When one thinks of the evils that the Germans and French have inflicted upon the small peoples whom they sought to dominate between them, all so that they could increase the size of their own empires without a great deal of concern for the wishes and well-being of those under their rule, it is easy to get upset that so much of history focuses on the egotism of rulers and the horrors that they inflict on the world in order to obtain what they desire and so little attention is given to the desire of people to remain free in their own smaller communities, which are so often doomed to be the battleground of those who wish to be great and powerful. It is not enough merely to be a battleground, but crops are burned, cities destroyed, ordinary people starved and tortured and killed by the thousand all to gratify the ego of those who already have under their control more than they can handle.
A great deal of life’s pleasures come from the little places that one calls home. What makes someone a cosmopolitan is not destroying their little local identities, the places one calls home, the people and areas one knows intimately well, but rather being a citizen of many such little areas, each with their own characteristics, concerns, and ways. Ultimately, we do not belong to any great world except by being a part of many small worlds. Sometimes these worlds end up lasting for many generations, defying the forces of gigantism and decay to destroy what has been maintained over a long duration of time. Sometimes these small worlds flicker into existence only for a moment before vanishing once again into the mists of time to be entirely forgotten, unless they were fortunate enough to have gotten the attention of someone who was able to immortalize them in some fashion. Not all places or times are so fortunate as to have someone who witnessed them, understood them, and took their story down so that others, later on, can bring them into remembrance once again.

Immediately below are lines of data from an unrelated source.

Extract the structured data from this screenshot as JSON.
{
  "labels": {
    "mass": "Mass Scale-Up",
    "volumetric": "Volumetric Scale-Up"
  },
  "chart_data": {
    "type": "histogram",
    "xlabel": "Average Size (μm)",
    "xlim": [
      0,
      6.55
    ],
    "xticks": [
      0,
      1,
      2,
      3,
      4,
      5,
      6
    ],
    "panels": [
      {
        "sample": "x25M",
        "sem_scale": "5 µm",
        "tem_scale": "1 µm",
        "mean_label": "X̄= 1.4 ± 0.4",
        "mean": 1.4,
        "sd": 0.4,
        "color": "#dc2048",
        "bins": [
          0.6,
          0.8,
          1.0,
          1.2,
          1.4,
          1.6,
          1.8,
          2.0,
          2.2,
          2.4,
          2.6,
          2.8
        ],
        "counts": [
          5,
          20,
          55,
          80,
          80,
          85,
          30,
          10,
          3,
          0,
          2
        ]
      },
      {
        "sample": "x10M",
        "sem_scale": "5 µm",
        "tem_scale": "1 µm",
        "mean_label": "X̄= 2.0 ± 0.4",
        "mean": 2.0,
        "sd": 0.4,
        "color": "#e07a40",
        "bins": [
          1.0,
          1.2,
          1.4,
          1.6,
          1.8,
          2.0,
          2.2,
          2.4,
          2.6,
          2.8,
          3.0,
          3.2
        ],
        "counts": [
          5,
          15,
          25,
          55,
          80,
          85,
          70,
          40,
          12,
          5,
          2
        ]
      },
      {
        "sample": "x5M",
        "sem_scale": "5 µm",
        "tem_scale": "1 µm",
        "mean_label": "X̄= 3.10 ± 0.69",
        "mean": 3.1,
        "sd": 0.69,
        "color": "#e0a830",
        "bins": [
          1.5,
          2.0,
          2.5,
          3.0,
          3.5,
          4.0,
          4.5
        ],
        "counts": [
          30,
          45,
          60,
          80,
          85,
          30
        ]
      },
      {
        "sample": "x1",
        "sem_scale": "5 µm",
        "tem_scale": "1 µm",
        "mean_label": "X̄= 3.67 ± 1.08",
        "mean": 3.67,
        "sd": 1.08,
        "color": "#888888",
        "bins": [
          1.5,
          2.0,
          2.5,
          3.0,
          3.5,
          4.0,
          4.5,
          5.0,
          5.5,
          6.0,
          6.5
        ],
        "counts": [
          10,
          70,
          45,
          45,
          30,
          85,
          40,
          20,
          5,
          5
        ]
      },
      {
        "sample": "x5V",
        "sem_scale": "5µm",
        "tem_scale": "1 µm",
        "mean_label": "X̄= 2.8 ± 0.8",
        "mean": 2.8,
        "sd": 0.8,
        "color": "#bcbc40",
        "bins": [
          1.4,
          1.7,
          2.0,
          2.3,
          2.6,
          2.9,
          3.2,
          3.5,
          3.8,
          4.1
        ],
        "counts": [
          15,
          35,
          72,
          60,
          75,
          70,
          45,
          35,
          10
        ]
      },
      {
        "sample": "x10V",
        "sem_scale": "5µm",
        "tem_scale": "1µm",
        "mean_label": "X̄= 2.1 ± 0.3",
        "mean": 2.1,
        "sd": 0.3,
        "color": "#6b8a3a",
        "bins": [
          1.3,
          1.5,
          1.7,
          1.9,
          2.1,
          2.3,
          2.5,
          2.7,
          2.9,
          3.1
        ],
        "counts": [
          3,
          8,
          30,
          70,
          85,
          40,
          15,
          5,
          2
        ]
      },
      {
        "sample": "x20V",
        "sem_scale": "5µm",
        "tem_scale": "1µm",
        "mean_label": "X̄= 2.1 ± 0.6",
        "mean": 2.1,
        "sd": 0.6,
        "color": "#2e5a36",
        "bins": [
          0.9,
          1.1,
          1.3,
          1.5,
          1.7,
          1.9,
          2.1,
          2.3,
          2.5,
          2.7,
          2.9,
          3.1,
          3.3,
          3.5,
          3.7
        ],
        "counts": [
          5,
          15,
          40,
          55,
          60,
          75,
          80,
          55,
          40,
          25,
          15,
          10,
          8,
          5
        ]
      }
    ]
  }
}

While rulers in such places as Versailles, Madrid, and Vienna quarreled over what slices of land to include in their sprawling empires, there were a host of little people in harm’s ways in small river valleys or communities that hoped to know peace, preserve their way of life, and live free to enjoy the simple pleasures to be found in meadows or pastures, quirky small towns, and the occasional trade ports that connected these areas to the wider world. But as is often the case in the history of the world, little peoples are not often left in peace by those who wish to throw their weight around and become big people on the face of the earth. Whatever great resources and blessings have been placed on the wicked in the world around us, it never satisfies those megalomaniacs who see in a world of innumerable small pieces that live in irritable harmony with those around them places to be crushed and added to their existing domains, out of a misguided belief that small communities are not viable unless they are dominated by some larger central power rather than left to find their own level, whatever it may be. The world would be a much better place if the little people were not caught in harm’s way, but alas, we must deal with the world as it is and not how we would wish it to be.